A primeira vez que viajei a São Paulo procurei o cruzamento da Ipiranga com a São João, romanticamente porque queria ver o point inicial da morada da dupla Gil-Caetano na capital paulista. E, tal qual Caetano, fiquei assustado com a megalópode e, confesso, foi um difícil começo. Lembrei do bairro Botafogo, no Rio, do Solar da Fossa, onde entre outros, na mesma época de Caetano, morava Capinam. Este, no dia 08 de outubro de 1968, nervosamente escreveu Soy Loco por tí América, que Gil musicaria e que Caetano cantaria, composta em razão da morte de Che Guevara. Depois, fui ao Brás, ao Bixiga do Adoniram, ao Ibirapuera, aos Jardins, procurei Jaçanã.
De alguma maneira, talvez pelos meus pais, adquiri gosto pelos desafios, a crescer nas dificuldades. Balda da minha gente, diria São Borja. Meus amigos cruz-altenses quando estudavam e aventuravam no Camobi em Santa Maria viviam com a média de 10 reais ao dia. Pois, eu haveria de sobreviver com 5. Talvez, idiotice. Talvez porque estivesse sedimentado na minha cabeça as imagens de Peter OToole em Lawrence da Arábia, primeiro filme épico que assisti, aos 7 anos em que o personagem passou pelo extremo da sobrevivência.
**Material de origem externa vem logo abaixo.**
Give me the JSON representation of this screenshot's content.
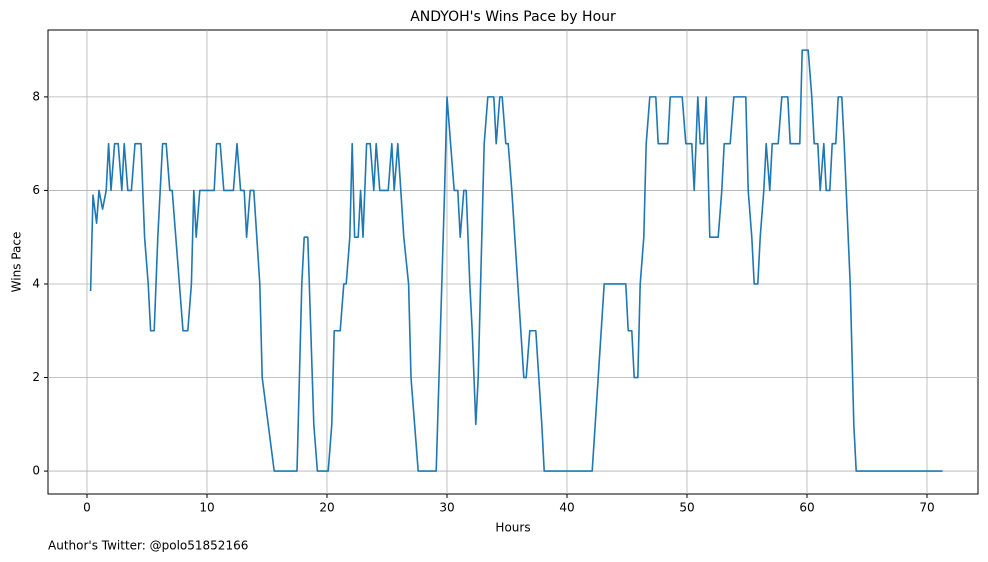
{
  "chart_data": {
    "type": "line",
    "title": "ANDYOH's Wins Pace by Hour",
    "xlabel": "Hours",
    "ylabel": "Wins Pace",
    "note": "Author's Twitter: @polo51852166",
    "color": "#1f77b4",
    "grid": true,
    "xlim": [
      -3.25,
      74.25
    ],
    "ylim": [
      -0.49,
      9.43
    ],
    "xticks": [
      0,
      10,
      20,
      30,
      40,
      50,
      60,
      70
    ],
    "yticks": [
      0,
      2,
      4,
      6,
      8
    ],
    "x": [
      0.3,
      0.5,
      0.8,
      1.0,
      1.3,
      1.6,
      1.8,
      2.0,
      2.3,
      2.6,
      2.9,
      3.1,
      3.4,
      3.7,
      4.0,
      4.5,
      4.8,
      5.1,
      5.3,
      5.6,
      5.9,
      6.1,
      6.3,
      6.6,
      6.9,
      7.1,
      7.4,
      7.7,
      8.0,
      8.4,
      8.7,
      8.9,
      9.1,
      9.4,
      9.6,
      10.6,
      10.8,
      11.1,
      11.4,
      12.2,
      12.5,
      12.8,
      13.1,
      13.3,
      13.6,
      13.9,
      14.4,
      14.6,
      15.3,
      15.6,
      17.5,
      17.9,
      18.1,
      18.4,
      18.9,
      19.2,
      20.1,
      20.4,
      20.6,
      21.1,
      21.4,
      21.6,
      21.9,
      22.1,
      22.3,
      22.6,
      22.8,
      23.0,
      23.3,
      23.6,
      23.9,
      24.1,
      24.4,
      25.1,
      25.4,
      25.6,
      25.9,
      26.4,
      26.8,
      27.0,
      27.6,
      29.1,
      29.8,
      30.0,
      30.3,
      30.6,
      30.9,
      31.1,
      31.4,
      31.6,
      31.9,
      32.1,
      32.4,
      32.6,
      33.1,
      33.4,
      33.9,
      34.1,
      34.4,
      34.6,
      34.9,
      35.1,
      35.4,
      35.9,
      36.4,
      36.6,
      36.9,
      37.4,
      37.9,
      38.1,
      42.1,
      42.6,
      43.1,
      44.9,
      45.1,
      45.4,
      45.6,
      45.9,
      46.1,
      46.4,
      46.6,
      46.9,
      47.4,
      47.6,
      48.4,
      48.6,
      49.6,
      49.9,
      50.4,
      50.6,
      50.9,
      51.1,
      51.4,
      51.6,
      51.9,
      52.6,
      52.9,
      53.1,
      53.6,
      53.9,
      54.9,
      55.1,
      55.4,
      55.6,
      55.9,
      56.1,
      56.4,
      56.6,
      56.9,
      57.1,
      57.6,
      57.9,
      58.4,
      58.6,
      59.4,
      59.6,
      60.1,
      60.4,
      60.6,
      60.9,
      61.1,
      61.4,
      61.6,
      61.9,
      62.1,
      62.4,
      62.6,
      62.9,
      63.1,
      63.6,
      63.9,
      64.1,
      71.3
    ],
    "values": [
      3.85,
      5.9,
      5.3,
      6.0,
      5.6,
      6.0,
      7.0,
      6.0,
      7.0,
      7.0,
      6.0,
      7.0,
      6.0,
      6.0,
      7.0,
      7.0,
      5.0,
      4.0,
      3.0,
      3.0,
      5.0,
      6.0,
      7.0,
      7.0,
      6.0,
      6.0,
      5.0,
      4.0,
      3.0,
      3.0,
      4.0,
      6.0,
      5.0,
      6.0,
      6.0,
      6.0,
      7.0,
      7.0,
      6.0,
      6.0,
      7.0,
      6.0,
      6.0,
      5.0,
      6.0,
      6.0,
      4.0,
      2.0,
      0.6,
      0,
      0,
      4.0,
      5.0,
      5.0,
      1.0,
      0,
      0,
      1.0,
      3.0,
      3.0,
      4.0,
      4.0,
      5.0,
      7.0,
      5.0,
      5.0,
      6.0,
      5.0,
      7.0,
      7.0,
      6.0,
      7.0,
      6.0,
      6.0,
      7.0,
      6.0,
      7.0,
      5.0,
      4.0,
      2.0,
      0,
      0,
      6.0,
      8.0,
      7.0,
      6.0,
      6.0,
      5.0,
      6.0,
      6.0,
      4.0,
      3.0,
      1.0,
      2.0,
      7.0,
      8.0,
      8.0,
      7.0,
      8.0,
      8.0,
      7.0,
      7.0,
      6.0,
      4.0,
      2.0,
      2.0,
      3.0,
      3.0,
      1.0,
      0,
      0,
      2.0,
      4.0,
      4.0,
      3.0,
      3.0,
      2.0,
      2.0,
      4.0,
      5.0,
      7.0,
      8.0,
      8.0,
      7.0,
      7.0,
      8.0,
      8.0,
      7.0,
      7.0,
      6.0,
      8.0,
      7.0,
      7.0,
      8.0,
      5.0,
      5.0,
      6.0,
      7.0,
      7.0,
      8.0,
      8.0,
      6.0,
      5.0,
      4.0,
      4.0,
      5.0,
      6.0,
      7.0,
      6.0,
      7.0,
      7.0,
      8.0,
      8.0,
      7.0,
      7.0,
      9.0,
      9.0,
      8.0,
      7.0,
      7.0,
      6.0,
      7.0,
      6.0,
      6.0,
      7.0,
      7.0,
      8.0,
      8.0,
      7.0,
      4.0,
      1.0,
      0,
      0
    ]
  }
}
Minha filha vai estudar na São Paulo de Rita Lee e vai tentar entender a dura poesia concreta de suas esquinas e a deselegância discreta de suas meninas. Se vencer a adaptação inicial...bem, aí tudo será bom. Ela sabe que a família estará sempre por perto. Nossa vizinha, Natália Zuse, menina ainda, vai encarar o desafio de morar longe do aconchego e dos cuidados de seus pais. É o destino, é a vida. Têm tudo para brilhar. Ficaremos na retaguarda atentos, entristecidos pela distância, mas felizes por podermos participar ativamente dos projetos profissionais e pessoais de nossos filhos. Uma cursará Relações Internacionais e a outra, Medicina. Gostam de gente, por isso, suas escolhas. O mundo precisa de gente que gosta de gente.
Meu coração e pensamentos vagueiam pela Teixeira Soares e Avenida Rio Grande. Veja, ali, há 30 metros, na enfermaria do quartel, nasceu minha mãe, em 1932. Mais ali, a 100 metros, nasceram meus filhos, no São Vicente. Lá, há 400 metros, na Praça Tamandaré, comecei a namorar. E aqui, a 15 metros, meu pai trabalhou e eu vivi por sete anos, na Unidade da Cavalaria. Moro, portanto, dentro da geografia da minha história e devo muito, a muitos. Meu pai queria e foi enterrado em Passo Fundo porque entendia que nessa terra habitam as melhores pessoas que conhecera. É, também acho.
Aqui é terra de Fábio Nunes, Odalgir Camargo (o bruxo), Nevy Gabriel ( homem das artes, compreensão e da amizade); Arcildo Leidens (professor de Judô e estimulador aos bons costumes), José Henrique Bassani (melhor amigo da adolescência) e seus irmãos e a tantos outros. Como agradecer sem ser saudosista? Ainda, os tios Mario e João Dutra, Amadeu Goelzer e o moita, Romeu Machado, a quem fui homenagear na crônica anterior e me referi ao não menos importante filho, Heitor Machado. Todos, também, do galpão, da charla, dos causos. Conheci gente baldosa; separei-me dos sestrosos e caborteiros. Soube escolher bem meus companheiros de jornada.
As histórias que conto são apenas reprodução do aprendido com os mais velhos, os contemporâneos e os novos, que minhas escolhas permitiram fazer e que me fazem entender que o mundo é melhor do que imaginamos ser.